Es droht eben stets die Gefahr, dass die bloße Rhetorik das Sachargument in seinen Schatten stellt. Ja, treibt man diese Methode bis auf die Spitze, so droht die Vernunft ganz im allgemeinen Geschrei unterzugehen. Ist dies erst einmal geschehen, so ist auch die kollektive Hysterie nicht mehr weit. Was hat also die vergangenen Katastrophen gelindert und abgewendet? Es waren nicht die Schwarzseher und Populisten. Ebenso wenig haben die Romantiker je dafür gesorgt, dass sogenannte „Wunder“ ihrem Namen gerecht werden konnten. Es waren Tugenden wie kühle Logik, klarer Verstand, harte Arbeit und sachliche Differenzierung.
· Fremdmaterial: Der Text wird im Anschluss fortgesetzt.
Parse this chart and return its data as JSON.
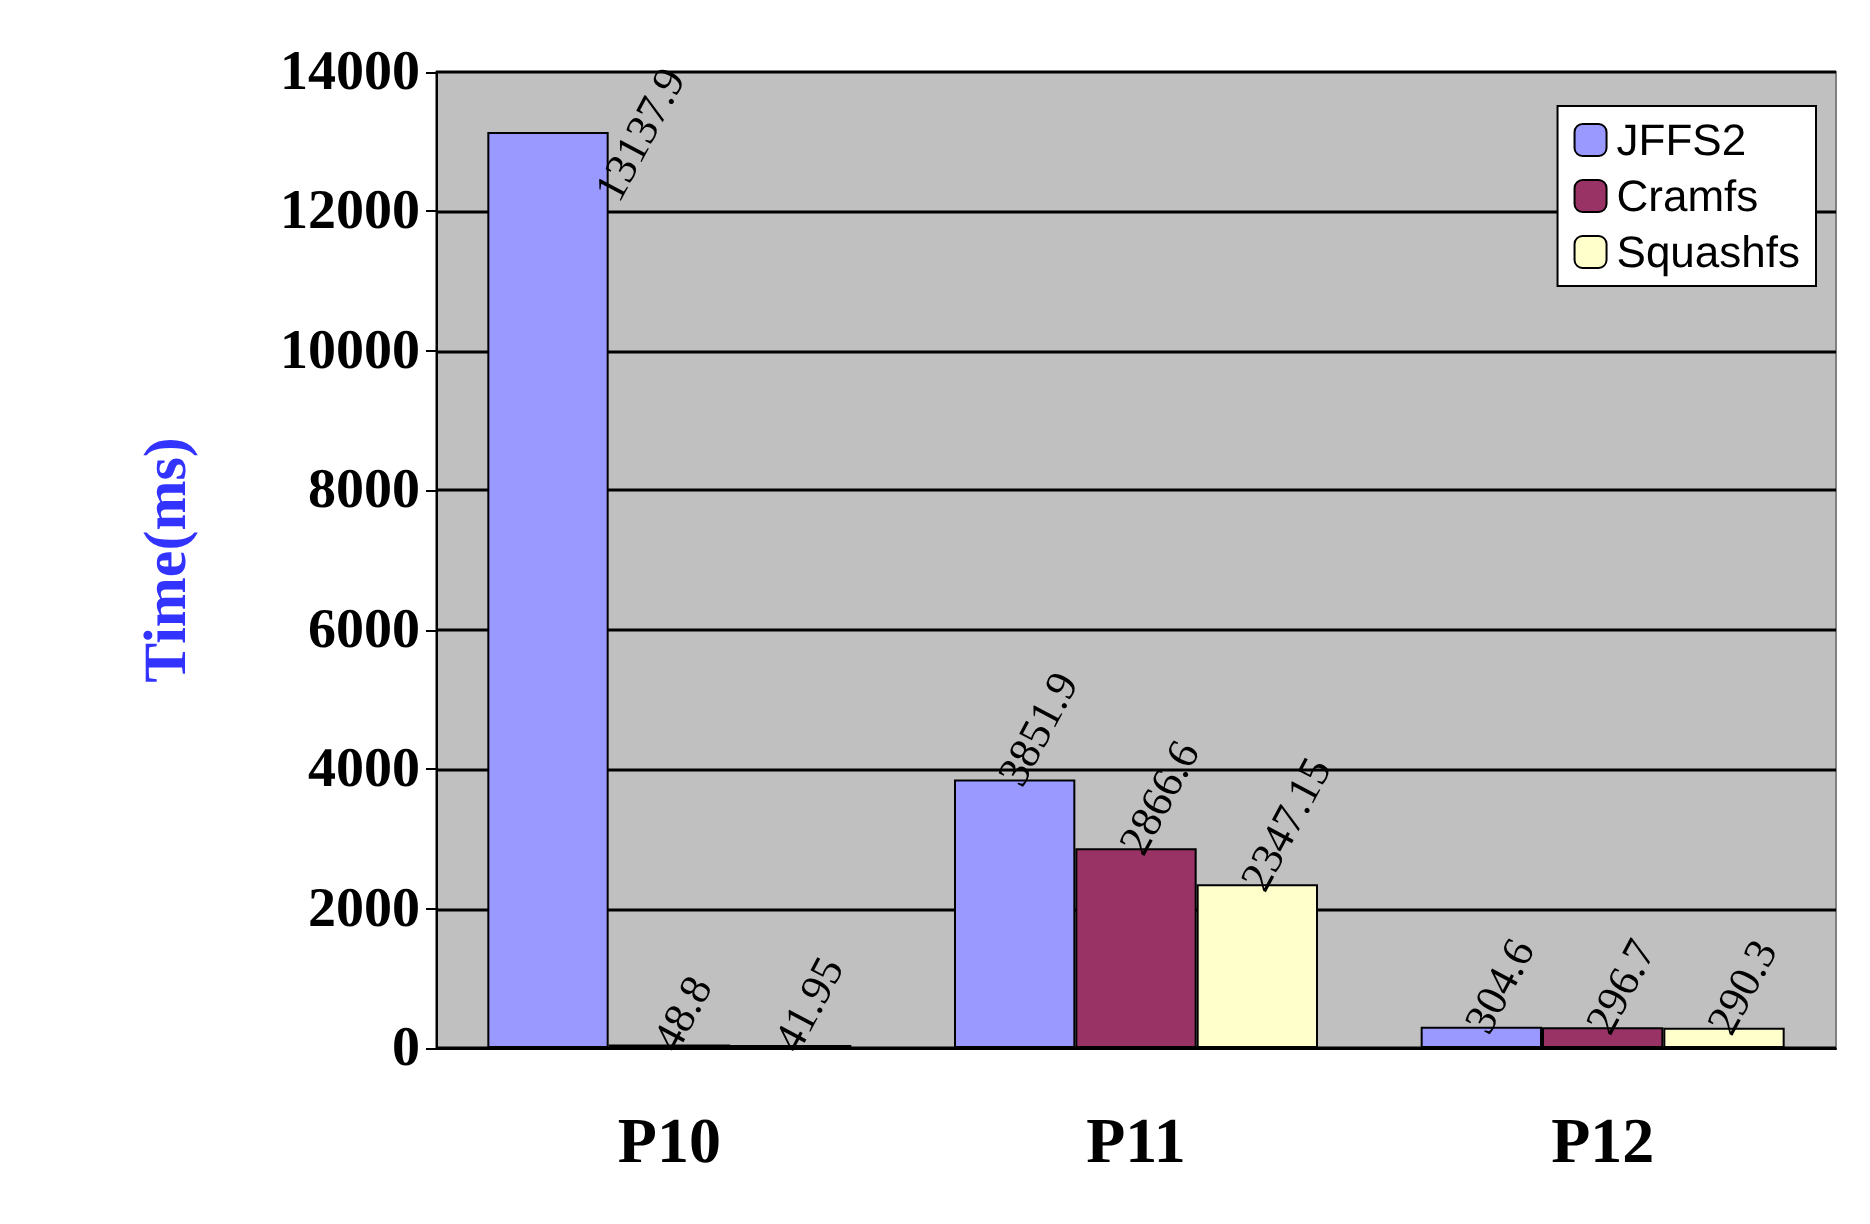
{
  "chart_data": {
    "type": "bar",
    "ylabel": "Time(ms)",
    "categories": [
      "P10",
      "P11",
      "P12"
    ],
    "series": [
      {
        "name": "JFFS2",
        "color": "#9999ff",
        "values": [
          13137.9,
          3851.9,
          304.6
        ]
      },
      {
        "name": "Cramfs",
        "color": "#993366",
        "values": [
          48.8,
          2866.6,
          296.7
        ]
      },
      {
        "name": "Squashfs",
        "color": "#ffffcc",
        "values": [
          41.95,
          2347.15,
          290.3
        ]
      }
    ],
    "ylim": [
      0,
      14000
    ],
    "yticks": [
      0,
      2000,
      4000,
      6000,
      8000,
      10000,
      12000,
      14000
    ],
    "grid": "y",
    "legend": "top right",
    "data_labels": true
  }
}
Die wichtige Aufforderung der Aufklärung: „Habe Mut, dich deines eigenen Verstandes zu bedienen“, muss nicht nur erneuert werden. Sie muss auch um einen Halbsatz wie „und halte stets eine Portion Beruhigungsmittel griffbereit“ erweitert werden. Es ist aktuell nicht nur die eingestaubte Ratio wieder gefragt, sondern auch Ratiopharm. Die Flüchtlingsdebatte wie auch jede andere, hitzig geführte gesellschaftliche Debatte der Zukunft braucht solche Hilfestellung dringend, um weiterhin zu funktionsfähigen Ergebnissen zu kommen. Doch der Trend geht ganz offensichtlich in eine andere Richtung, wie Pegida-Parolen und „Pack“-Rhetorik gleichermaßen beweisen. Eine Beruhigung täte nicht nur der aktuellen Debatte gut, sondern letztendlich auch dem ganzen Land.